2. In wie vielen Fällen sind bei Kontrollen von Belegen vor Ort Unregelmäßigkeiten aufgefallen? (Bitte aufschlüsseln nach Ort und Art der Unregelmäßigkeit)
Konkrete Angaben zu Unregelmäßigkeiten und Betrugsvorfällen können nicht gemacht werden.
3. Inwieweit kann die Landesregierung garantieren, dass kein grundsätzlicher Betrug bei Schnelltest-Abrechnungen stattfinden kann?
Eine Garantie, dass sich alle Menschen gesetzeskonform verhalten, kann niemand geben. Auch konkrete rechtliche Regelungen und regelmäßige Kontrollen können nicht davor schützen, dass Einzelne versuchen, sich unrechtmäßig auf Kosten anderer Vorteile zu verschaffen. Entscheidend ist, dass die Vorschriften zur Dokumentation etc. so gestaltet sind, dass man Betrügern im Nachhinein „auf die Schliche“ kommen und die ordnungsgemäßen Abrechnungen überprüfen kann. Diese Voraussetzungen wurden für Nordrhein-Westfalen durch die Coronateststrukturverordnung geschaffen. Eine nachgelagerte Kontrolle durch die zuständigen Stellen ist damit vollumfänglich möglich.
4. Welche Strafen drohen Betreibern von Corona-Schnelltestzentren bei Betrug im Rahmen von Schnelltest-Abrechnungen?
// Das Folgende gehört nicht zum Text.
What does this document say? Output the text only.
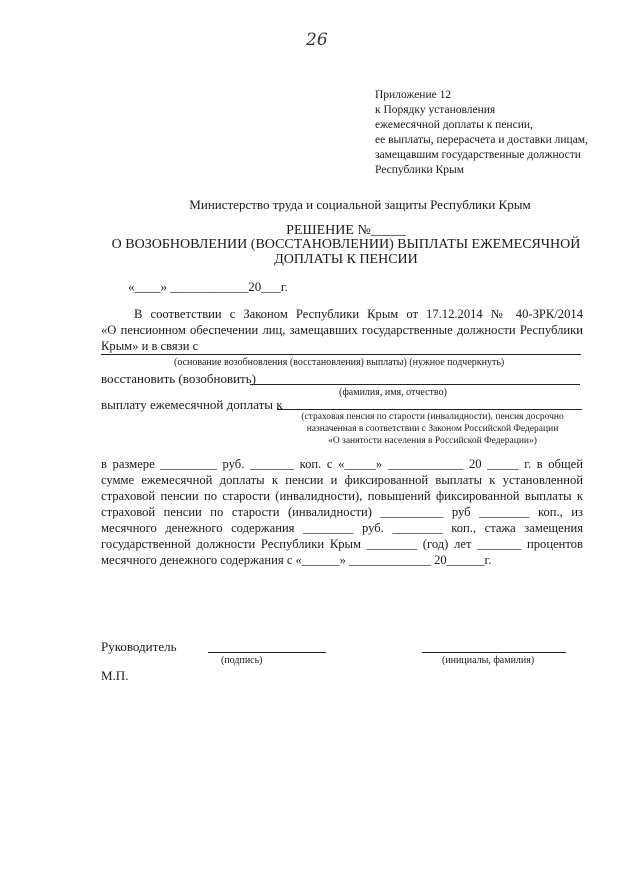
26
Приложение 12
к Порядку установления
ежемесячной доплаты к пенсии,
ее выплаты, перерасчета и доставки лицам,
замещавшим государственные должности
Республики Крым
Министерство труда и социальной защиты Республики Крым
РЕШЕНИЕ №_____
О ВОЗОБНОВЛЕНИИ (ВОССТАНОВЛЕНИИ) ВЫПЛАТЫ ЕЖЕМЕСЯЧНОЙ
ДОПЛАТЫ К ПЕНСИИ
«____» ____________20___г.
В соответствии с Законом Республики Крым от 17.12.2014 № 40-ЗРК/2014
«О пенсионном обеспечении лиц, замещавших государственные должности Республики
Крым» и в связи с
(основание возобновления (восстановления) выплаты) (нужное подчеркнуть)
восстановить (возобновить)
(фамилия, имя, отчество)
выплату ежемесячной доплаты к
(страховая пенсия по старости (инвалидности), пенсия досрочно
назначенная в соответствии с Законом Российской Федерации
«О занятости населения в Российской Федерации»)
в размере _________ руб. _______ коп. с «_____» ____________ 20 _____ г. в общей
сумме ежемесячной доплаты к пенсии и фиксированной выплаты к установленной
страховой пенсии по старости (инвалидности), повышений фиксированной выплаты к
страховой пенсии по старости (инвалидности) __________ руб ________ коп., из
месячного денежного содержания ________ руб. ________ коп., стажа замещения
государственной должности Республики Крым ________ (год) лет _______ процентов
месячного денежного содержания с «______» _____________ 20______г.
Руководитель
(подпись)	(инициалы, фамилия)
М.П.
Betrug ist ein Straftatbestand, der laut § 263 Absatz 1 Strafgesetzbuch mit einer Freiheitsstrafe bis zu fünf Jahren oder Geldstrafe bestraft wird. In den bekannt gewordenen Betrugsver-dachtsfällen sind Ermittlungsverfahren eingeleitet worden. Welche konkrete Strafe verhängt wird, hängt von den Umständen des Einzelfalls ab, so dass eine Aussage dazu vor Abschluss der Verfahren nicht möglich ist.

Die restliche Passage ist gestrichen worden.